Species of gastropod

Otitoma kwandangensis is a species of sea snail, a marine gastropod mollusk in the family Pseudomelatomidae.

==Description==
The length of the shell is 8½ mm, and its diameter 3 mm.

(Original description) The strong shell has an elongated fusiform shape. It has a rather dark, uniform reddish-brown color. It contains 8 whorls, of which 3 form a smooth, red-brown protoconch. The whorls of the teleoconch are slightly convex, strongly lirate below the suture, with at first 2, lower on 3 strong spiral lirae on each whorl, 14 in number on the body whorl and 2 faint ones below subsutural liration, more or less visible on upper whorls. The whorls are crossed by thick, rounded ribs, making the lirae slightly beaded, 9 in number on the penultimate whorl, faint on the last one, which has a very strong rib behind the peristome.
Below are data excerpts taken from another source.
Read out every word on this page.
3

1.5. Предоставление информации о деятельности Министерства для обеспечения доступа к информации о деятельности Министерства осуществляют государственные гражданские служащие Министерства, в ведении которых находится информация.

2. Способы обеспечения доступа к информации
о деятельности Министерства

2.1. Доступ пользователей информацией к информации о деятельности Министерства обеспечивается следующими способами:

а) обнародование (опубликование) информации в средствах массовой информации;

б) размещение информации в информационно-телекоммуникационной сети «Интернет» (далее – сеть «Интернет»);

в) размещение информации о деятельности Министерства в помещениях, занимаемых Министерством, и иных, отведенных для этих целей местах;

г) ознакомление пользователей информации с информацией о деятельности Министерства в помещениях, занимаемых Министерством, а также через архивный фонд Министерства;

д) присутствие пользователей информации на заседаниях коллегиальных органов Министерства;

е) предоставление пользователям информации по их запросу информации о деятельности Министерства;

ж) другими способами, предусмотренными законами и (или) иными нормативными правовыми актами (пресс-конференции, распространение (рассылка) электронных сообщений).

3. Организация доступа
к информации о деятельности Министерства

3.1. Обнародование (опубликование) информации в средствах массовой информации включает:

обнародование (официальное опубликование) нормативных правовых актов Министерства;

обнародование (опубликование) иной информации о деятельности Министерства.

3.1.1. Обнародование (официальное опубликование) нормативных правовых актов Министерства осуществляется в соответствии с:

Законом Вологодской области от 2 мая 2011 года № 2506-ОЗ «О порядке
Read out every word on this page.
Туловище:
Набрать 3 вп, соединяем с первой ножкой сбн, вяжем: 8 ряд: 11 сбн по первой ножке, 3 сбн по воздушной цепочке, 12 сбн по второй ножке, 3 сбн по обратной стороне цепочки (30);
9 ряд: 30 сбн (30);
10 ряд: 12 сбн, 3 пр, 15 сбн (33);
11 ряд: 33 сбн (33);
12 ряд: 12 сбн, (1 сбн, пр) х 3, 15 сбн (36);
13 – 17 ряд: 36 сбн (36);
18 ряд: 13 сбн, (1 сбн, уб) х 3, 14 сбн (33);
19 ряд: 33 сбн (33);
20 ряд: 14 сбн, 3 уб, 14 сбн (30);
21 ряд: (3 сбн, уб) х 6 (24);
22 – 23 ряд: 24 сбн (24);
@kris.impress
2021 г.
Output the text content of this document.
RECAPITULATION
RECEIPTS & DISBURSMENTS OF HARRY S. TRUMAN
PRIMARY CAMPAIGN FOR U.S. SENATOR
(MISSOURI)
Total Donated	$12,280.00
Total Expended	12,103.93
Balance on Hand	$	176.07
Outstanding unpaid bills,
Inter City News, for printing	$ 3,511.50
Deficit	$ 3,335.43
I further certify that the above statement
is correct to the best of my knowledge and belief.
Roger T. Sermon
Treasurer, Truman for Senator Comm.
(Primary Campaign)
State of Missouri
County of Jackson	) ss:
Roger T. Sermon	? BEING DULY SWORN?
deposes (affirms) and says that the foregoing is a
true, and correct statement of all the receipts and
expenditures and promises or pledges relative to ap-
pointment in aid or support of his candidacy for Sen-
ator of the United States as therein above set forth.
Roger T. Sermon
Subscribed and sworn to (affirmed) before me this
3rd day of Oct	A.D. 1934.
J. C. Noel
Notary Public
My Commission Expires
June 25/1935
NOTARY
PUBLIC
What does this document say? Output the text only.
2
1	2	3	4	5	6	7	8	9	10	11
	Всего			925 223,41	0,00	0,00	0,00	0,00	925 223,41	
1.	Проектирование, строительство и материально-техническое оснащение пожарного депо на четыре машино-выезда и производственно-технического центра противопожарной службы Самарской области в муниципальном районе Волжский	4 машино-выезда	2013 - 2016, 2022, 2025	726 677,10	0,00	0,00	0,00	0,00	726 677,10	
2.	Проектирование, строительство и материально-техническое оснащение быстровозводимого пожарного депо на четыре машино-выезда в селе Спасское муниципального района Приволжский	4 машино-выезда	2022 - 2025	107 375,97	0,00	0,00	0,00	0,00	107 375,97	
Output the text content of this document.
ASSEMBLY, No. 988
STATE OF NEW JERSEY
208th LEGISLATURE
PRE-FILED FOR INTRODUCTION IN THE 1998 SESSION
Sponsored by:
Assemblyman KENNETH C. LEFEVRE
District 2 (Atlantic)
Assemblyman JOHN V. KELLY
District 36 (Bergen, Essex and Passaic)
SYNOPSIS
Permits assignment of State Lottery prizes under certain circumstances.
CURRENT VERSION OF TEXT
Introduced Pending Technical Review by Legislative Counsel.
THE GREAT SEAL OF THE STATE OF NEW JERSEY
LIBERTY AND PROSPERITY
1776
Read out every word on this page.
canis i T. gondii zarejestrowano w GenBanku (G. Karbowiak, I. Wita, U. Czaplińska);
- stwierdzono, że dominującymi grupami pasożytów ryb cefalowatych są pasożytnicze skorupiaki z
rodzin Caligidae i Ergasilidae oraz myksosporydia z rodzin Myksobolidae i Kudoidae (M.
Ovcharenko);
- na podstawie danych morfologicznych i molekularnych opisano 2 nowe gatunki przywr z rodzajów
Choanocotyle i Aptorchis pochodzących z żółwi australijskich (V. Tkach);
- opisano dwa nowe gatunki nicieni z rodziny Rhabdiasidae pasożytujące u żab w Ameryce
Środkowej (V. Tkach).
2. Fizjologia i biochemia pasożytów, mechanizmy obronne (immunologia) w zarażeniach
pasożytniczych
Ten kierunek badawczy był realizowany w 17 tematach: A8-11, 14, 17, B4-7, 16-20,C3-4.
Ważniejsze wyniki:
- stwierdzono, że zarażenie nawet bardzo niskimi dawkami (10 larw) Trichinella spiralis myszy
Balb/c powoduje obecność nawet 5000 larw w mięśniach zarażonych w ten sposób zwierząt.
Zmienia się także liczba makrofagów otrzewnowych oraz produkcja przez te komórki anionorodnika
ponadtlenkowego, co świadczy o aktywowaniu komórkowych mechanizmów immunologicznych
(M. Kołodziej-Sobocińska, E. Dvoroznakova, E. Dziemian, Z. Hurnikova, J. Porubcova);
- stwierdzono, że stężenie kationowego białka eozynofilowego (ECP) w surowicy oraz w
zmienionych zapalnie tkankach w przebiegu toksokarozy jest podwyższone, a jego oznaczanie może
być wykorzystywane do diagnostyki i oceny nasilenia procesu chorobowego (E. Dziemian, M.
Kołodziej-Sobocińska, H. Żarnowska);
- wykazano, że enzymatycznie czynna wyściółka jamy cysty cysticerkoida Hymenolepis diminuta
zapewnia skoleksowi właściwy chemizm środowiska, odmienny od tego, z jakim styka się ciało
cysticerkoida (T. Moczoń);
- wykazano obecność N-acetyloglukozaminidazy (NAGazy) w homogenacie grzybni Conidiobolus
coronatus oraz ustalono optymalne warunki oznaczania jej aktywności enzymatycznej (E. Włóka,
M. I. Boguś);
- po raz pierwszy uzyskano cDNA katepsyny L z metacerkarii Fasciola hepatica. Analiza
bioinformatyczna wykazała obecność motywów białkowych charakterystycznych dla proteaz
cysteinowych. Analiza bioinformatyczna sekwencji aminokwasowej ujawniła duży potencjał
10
Moreover, the shell is crossed by conspicuous growth lines. The aperture is oblong and angular above. The peristome is rather thin, with a conspicuous sinus above, then protracted towards the middle. The columellar margin
is concave above, straight below, with a strong layer of enamel, and a tubercle above at the sinus. The interior of the aperture is smooth, red-brown with a bluish tint in its depth. The siphonal canal is straight and rather narrow.

==Distribution==
This marine species is endemic to Indonesia.